Victime d’un accident vasculaire cérébral au printemps 2013, le président Bouteflika s’est déchargé, contraint évidemment, de nombre de ses charges de premier magistrat du pays. Parmi ces charges qu’il n’a plus assumées depuis, figure la réception des lettres de créance des nouveaux ambassadeurs, une activité qui relève à la fois d’une obligation constitutionnelle et d’us diplomatiques consacrés. L’incapacité du chef de l’État à satisfaire à cette obligation met, sans nul doute, les représentations diplomatiques à Alger dans une position terriblement inconfortable, tant est que, sans la présentation de lettres de créance à la plus haute autorité du pays, le président de la République, en ce qui nous concerne, les ambassadeurs ne peuvent accomplir l’intégralité de leurs missions. Cette situation n’est pas pour leur inspirer les meilleurs “câbles” et rapports à leur hiérarchie.

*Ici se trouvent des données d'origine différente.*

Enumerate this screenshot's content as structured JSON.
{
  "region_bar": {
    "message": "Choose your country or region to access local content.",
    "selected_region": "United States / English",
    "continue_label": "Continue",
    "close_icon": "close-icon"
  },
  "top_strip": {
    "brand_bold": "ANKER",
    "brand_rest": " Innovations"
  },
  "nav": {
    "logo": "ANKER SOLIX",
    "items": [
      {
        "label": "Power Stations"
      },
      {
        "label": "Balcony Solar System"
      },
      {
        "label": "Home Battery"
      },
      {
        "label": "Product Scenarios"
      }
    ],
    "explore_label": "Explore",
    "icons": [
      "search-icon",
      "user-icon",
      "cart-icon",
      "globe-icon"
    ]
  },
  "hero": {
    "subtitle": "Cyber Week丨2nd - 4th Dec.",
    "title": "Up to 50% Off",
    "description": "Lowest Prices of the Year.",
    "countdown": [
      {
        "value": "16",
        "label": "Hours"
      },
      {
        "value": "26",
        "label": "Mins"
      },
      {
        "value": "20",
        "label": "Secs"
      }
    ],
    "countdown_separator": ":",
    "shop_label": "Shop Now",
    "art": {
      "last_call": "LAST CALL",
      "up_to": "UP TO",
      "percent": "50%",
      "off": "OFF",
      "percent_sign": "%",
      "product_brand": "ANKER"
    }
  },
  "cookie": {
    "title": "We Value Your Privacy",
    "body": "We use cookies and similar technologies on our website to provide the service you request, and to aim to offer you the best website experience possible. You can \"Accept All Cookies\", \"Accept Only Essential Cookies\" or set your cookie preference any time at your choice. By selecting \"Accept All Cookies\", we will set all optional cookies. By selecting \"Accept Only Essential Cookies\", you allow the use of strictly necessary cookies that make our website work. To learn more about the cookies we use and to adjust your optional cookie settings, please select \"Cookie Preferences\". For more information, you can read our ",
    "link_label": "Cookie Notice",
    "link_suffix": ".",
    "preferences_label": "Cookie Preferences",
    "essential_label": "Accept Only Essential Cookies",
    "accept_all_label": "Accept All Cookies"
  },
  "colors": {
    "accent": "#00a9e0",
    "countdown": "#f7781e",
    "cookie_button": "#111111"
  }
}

Pour sûr. C’est dire que l’incapacité physique de Bouteflika a également un coût diplomatique. Surtout pour un pays comme le nôtre où la diplomatie est quasiment l’apanage exclusif du chef de l’État. On le voit aujourd’hui dans les ratés, pour ne pas dire dans la perte de notoriété de l’appareil diplomatique national conséquemment à la maladie du président Bouteflika.
Une perte d’influence qui fait que, pour des incidents mineurs, comme le fameux tifo déployé lors d’un match de football, des autorités d’un pays dit frère n’ont pas hésité à convoquer notre ambassadeur et à exiger de notre gouvernement des excuses. Les Irakiens viennent de faire de même, après, encore une fois, disons, un dérapage politique d’une galerie de supporters et qui, donc, n’implique aucunement le gouvernement. Il fut un temps, un temps désormais lointain, il faut le dire, où ces mêmes pays ne se seraient pas irrités pour si peu et, encore moins, n’auraient pas osé nous faire le reproche. Mais, en diplomatie, comme en tout, nous ne récoltons que les fruits de nos efforts, de notre abnégation et de notre disponibilité.
Or, depuis cinq ans maintenant, la diplomatie algérienne est de moins en moins entreprenante, induisant, du coup, un reflux des ambitions géopolitiques que le pays s’était donné au début des années 2000. On mesure ce reflux à l’épave qu’est devenu le Nepad pour lequel Bouteflika s’était foncièrement engagé. À d’autres projets aujourd’hui contrariés aussi.